Despite this, the Cardiff native tries to make sure his Ballads aren’t all manifestos/dirges for the anti-social. The former helmsman of the cult band Jack brings along his musical pals to the bar to work out his woes. The impressive roll-call of guest collaborators includes artists such as Dot Allison (One Dove, Death In Vegas, Hal David, Peter Doherty), John Howard, Simon Raymonde (Cocteau Twins and Bella Union Records founder) and the legendary folk chanteuse Vashti Bunyan.
Ballads is full of loneliness, despite all the company. It’s no coincidence that a piano is at the centerpiece of many of these songs since historically its’ associated with bars. Reynolds holds onto the dusty corners of books, so he’s not too keen of about the jukebox or DJ era. On his acoustic manifesto-confessional “A Quiet Life” he wholeheartedly rejects the 21st century’s trappings (“dogshit and children and rude shop assistants No, no thanks“) in humorous fashion.
Reynolds likewise injects each track with hisses and pops and dry readings of poems he loves. It doesn’t come as a big surprise then when he sings “I don’t like those kind of poems, those kinds of poems that rhyme, don’t tell me stories with happy endings, because loving feels like stealing and stealing is a crime.” Reynold’s insular thoughts are all out for display and you would think the whole song would buckle under all the self-pity.
Reynold’s slow croon especially smacks of Neil Diamond on this track. Diamond before he got lost in a sea of panties and kitschy theatricality that is.
The musicians’ constant slouch toward “the last bar on lonely street” on “The Quiet Life” is lifted by lovely backing vocals. Reynolds is quite the bookwarm so he would love the Yeats reference. His song on the other hand, digs its own grave as it plods along. The rousing chorus and drunk piano meandering on “Where the Dead Live” builds up for a rousing choral finish with John Hayward. It’s a grand drinking song that some people will never discover because it takes a while to get moving.
It’s interesting then that many tracks feature intros full of radio channel sine waves reaching into infinity before finally coming across that one lone song that pricks up your ears late at night. On “Country Girl” it works nicely. Vashti Bunyan is as enigmatic as usual and the song is full of secret agent violin stabs of trauma. It’s a dangerous tango between the two performers.
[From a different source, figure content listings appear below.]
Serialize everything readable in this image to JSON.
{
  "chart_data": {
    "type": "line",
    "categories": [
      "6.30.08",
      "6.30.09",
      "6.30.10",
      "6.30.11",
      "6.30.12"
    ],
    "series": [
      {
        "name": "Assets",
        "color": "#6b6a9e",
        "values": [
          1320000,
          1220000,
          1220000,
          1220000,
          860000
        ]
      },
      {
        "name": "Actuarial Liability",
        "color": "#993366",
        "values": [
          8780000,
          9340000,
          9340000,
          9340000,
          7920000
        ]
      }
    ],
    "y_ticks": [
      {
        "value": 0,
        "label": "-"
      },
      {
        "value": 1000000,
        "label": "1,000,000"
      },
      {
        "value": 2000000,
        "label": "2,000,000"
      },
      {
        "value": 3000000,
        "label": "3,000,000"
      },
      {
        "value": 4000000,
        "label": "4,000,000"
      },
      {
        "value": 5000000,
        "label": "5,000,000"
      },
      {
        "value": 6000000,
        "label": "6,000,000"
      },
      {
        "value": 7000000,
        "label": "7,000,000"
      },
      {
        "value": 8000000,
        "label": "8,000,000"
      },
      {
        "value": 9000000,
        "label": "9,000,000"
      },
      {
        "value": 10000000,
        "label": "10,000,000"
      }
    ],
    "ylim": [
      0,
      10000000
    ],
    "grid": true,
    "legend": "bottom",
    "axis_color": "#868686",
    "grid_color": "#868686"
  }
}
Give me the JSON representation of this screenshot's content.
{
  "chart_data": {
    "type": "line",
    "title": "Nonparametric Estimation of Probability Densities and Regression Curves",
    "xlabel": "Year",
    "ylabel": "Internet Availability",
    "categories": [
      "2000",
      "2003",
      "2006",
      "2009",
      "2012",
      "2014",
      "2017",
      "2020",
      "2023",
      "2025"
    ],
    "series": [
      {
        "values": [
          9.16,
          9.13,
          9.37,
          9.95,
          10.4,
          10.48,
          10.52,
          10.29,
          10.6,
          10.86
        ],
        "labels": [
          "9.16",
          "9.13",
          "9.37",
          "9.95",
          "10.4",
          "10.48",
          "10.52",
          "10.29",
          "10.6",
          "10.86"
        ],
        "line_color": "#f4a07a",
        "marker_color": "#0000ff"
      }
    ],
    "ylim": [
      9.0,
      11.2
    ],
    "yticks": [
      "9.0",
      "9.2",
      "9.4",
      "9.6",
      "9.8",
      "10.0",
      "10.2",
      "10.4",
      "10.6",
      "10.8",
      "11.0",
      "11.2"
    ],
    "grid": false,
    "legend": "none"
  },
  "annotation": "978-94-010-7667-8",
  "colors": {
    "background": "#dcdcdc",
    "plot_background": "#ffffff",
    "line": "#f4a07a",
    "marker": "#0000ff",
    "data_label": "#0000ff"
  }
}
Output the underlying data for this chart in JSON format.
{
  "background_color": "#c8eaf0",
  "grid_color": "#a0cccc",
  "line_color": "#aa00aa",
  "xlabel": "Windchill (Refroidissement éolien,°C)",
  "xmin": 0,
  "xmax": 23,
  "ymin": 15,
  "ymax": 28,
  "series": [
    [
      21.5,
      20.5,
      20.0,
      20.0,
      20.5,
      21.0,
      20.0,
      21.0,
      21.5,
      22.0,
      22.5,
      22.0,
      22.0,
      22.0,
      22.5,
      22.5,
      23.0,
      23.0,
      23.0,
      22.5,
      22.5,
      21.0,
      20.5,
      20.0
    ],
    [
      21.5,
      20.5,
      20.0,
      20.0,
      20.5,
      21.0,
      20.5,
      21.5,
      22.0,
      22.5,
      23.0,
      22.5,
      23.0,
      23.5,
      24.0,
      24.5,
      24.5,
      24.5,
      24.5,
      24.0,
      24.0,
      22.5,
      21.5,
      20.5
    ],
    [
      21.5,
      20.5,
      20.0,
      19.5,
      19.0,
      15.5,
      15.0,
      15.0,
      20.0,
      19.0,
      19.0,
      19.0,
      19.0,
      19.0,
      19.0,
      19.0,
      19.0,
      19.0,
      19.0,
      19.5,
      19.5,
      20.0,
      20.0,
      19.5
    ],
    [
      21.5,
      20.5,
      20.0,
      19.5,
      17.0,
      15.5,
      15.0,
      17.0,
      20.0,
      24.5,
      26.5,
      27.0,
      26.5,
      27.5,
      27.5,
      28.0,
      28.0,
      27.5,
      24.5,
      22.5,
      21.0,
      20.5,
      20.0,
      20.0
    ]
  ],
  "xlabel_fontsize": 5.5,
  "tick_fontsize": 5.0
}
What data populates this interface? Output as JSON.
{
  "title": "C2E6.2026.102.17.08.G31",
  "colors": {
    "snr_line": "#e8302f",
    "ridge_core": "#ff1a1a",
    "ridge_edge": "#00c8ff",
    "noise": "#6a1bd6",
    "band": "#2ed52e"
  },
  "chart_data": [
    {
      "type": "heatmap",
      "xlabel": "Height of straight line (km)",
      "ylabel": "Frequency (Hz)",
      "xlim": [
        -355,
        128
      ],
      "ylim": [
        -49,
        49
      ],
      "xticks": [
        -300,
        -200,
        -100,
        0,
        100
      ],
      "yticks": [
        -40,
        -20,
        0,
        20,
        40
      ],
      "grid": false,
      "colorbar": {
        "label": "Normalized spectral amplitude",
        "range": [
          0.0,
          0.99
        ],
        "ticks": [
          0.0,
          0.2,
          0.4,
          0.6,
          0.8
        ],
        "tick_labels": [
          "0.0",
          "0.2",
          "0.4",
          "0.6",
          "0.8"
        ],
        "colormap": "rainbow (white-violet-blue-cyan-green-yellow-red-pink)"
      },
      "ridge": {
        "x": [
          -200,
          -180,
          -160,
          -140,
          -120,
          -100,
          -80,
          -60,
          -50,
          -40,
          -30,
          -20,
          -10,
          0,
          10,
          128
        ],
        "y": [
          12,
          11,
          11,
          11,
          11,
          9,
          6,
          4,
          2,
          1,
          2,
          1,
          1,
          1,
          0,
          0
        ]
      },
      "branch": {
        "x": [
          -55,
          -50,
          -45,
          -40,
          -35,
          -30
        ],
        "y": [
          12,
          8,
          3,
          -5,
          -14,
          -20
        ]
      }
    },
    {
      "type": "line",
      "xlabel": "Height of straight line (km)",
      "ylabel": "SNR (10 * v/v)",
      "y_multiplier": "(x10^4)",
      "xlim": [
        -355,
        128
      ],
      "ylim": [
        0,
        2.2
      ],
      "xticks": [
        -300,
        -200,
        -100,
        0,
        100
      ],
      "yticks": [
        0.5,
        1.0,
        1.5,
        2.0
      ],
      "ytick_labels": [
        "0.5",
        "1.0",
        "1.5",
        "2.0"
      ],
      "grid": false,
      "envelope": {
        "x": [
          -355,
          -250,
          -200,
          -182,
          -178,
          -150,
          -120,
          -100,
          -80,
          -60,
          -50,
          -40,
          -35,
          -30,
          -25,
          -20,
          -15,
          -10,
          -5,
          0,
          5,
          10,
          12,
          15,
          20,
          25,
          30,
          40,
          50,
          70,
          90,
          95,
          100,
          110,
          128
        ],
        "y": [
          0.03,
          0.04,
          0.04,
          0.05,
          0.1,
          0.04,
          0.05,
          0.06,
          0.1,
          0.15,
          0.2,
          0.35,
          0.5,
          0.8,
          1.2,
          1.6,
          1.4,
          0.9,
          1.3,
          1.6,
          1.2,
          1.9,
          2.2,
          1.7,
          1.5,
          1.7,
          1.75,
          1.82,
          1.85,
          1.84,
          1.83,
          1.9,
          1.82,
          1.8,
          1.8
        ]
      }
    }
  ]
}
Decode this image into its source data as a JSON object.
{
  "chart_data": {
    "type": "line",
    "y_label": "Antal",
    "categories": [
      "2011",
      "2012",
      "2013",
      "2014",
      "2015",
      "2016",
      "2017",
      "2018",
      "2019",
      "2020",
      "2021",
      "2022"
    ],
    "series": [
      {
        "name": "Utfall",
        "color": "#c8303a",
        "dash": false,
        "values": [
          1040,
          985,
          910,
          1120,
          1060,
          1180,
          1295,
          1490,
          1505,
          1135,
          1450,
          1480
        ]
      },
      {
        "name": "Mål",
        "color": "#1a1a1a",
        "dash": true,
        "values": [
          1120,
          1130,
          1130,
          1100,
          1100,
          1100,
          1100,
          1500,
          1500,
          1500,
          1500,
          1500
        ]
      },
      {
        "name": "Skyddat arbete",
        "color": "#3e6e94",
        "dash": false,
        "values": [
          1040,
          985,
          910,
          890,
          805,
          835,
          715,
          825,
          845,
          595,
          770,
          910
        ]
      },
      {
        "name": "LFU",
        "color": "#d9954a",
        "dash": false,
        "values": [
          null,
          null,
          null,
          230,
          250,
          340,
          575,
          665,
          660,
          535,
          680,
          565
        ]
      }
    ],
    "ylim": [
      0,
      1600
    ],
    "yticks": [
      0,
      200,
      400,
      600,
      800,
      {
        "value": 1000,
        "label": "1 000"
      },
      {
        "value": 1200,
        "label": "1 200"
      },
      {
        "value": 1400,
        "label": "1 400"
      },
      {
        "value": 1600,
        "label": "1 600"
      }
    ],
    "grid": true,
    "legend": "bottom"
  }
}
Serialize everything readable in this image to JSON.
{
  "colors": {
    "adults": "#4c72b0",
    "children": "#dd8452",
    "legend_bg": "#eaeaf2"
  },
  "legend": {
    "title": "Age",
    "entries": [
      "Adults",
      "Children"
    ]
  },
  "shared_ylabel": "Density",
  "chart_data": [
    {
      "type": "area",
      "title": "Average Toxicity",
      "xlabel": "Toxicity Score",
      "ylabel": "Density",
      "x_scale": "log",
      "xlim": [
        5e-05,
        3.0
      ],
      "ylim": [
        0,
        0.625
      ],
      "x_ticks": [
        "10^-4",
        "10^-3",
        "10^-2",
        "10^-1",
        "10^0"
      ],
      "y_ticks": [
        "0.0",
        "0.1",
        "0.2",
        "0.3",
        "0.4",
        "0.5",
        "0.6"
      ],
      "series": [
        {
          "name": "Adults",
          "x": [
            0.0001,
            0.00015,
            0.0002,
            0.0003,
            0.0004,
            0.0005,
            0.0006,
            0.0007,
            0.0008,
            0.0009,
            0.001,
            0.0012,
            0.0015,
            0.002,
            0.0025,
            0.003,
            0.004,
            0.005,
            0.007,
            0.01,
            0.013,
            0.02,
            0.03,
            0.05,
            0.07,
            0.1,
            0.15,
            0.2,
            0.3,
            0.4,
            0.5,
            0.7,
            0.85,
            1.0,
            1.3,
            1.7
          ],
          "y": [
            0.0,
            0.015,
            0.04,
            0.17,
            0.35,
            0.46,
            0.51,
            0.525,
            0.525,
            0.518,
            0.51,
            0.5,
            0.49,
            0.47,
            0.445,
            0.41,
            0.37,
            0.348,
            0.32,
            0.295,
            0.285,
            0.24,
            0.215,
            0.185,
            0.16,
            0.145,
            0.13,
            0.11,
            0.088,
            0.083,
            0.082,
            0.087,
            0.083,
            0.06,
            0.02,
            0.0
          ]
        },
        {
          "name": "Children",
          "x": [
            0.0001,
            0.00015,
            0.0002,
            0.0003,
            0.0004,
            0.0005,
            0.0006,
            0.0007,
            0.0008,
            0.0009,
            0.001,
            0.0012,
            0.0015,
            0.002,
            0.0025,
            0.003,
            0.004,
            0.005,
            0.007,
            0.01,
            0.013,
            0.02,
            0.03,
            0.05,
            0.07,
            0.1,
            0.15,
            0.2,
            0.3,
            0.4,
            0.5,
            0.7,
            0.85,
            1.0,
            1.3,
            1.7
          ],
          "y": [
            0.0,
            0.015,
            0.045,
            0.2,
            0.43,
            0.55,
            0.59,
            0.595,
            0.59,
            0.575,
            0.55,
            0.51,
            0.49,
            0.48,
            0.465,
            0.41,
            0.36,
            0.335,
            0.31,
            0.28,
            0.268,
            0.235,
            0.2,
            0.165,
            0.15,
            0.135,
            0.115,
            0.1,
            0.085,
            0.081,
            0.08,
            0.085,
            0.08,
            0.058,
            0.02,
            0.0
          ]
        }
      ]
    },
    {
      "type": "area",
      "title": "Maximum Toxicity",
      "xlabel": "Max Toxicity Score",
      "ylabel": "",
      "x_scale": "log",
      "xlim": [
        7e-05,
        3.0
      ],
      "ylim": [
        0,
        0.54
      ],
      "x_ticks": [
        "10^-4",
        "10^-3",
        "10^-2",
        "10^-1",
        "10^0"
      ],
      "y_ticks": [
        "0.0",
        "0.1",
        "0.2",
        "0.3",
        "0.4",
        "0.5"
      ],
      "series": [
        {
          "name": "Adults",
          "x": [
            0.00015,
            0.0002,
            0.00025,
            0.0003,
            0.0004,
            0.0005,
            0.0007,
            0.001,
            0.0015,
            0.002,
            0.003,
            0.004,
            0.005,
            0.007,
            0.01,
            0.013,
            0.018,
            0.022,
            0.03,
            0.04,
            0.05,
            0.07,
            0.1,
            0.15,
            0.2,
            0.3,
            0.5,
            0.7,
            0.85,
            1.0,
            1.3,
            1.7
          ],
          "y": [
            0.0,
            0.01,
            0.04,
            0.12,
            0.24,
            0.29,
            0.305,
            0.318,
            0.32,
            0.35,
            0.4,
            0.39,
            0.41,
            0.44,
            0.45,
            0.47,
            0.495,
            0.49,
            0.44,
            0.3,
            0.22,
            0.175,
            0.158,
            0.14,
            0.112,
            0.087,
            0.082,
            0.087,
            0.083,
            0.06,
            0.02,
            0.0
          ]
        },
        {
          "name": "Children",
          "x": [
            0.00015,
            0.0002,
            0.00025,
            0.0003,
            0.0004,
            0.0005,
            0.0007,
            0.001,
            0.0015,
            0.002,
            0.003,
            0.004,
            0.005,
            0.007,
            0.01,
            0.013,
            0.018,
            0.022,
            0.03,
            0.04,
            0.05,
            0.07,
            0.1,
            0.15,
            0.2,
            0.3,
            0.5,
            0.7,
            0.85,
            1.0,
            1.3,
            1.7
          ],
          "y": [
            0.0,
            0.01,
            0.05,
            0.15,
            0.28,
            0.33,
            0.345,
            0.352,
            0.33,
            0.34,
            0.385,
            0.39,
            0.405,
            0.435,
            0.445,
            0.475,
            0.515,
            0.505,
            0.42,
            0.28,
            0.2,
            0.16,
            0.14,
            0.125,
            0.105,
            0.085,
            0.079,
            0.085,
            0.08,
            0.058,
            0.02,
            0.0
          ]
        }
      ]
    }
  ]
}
The sorrowful strings and heavenly choir on “Just So You Know” adds extra weight to the tack piano and Bunyan’s whispered voice. Simon Raymonde adds (I’m assuming) his tortured electric guitar wails into the mix as well. The one song that seems to have the biggest heartbeat is seems like it could be one of the album’s most cloying (“Song Of Leaving”). It’s slick Pulp-meets-Neil Diamond pop showmanship weasels its way into your heart though.
It chugs along nicely in its ramshackle way (all tambourines and big guitar solos) but it feels out of place on an album that seemed so stuck in such mire (albeit somewhat of a memorable one). Maybe Reynolds is turning a new leaf for his sophomore effort.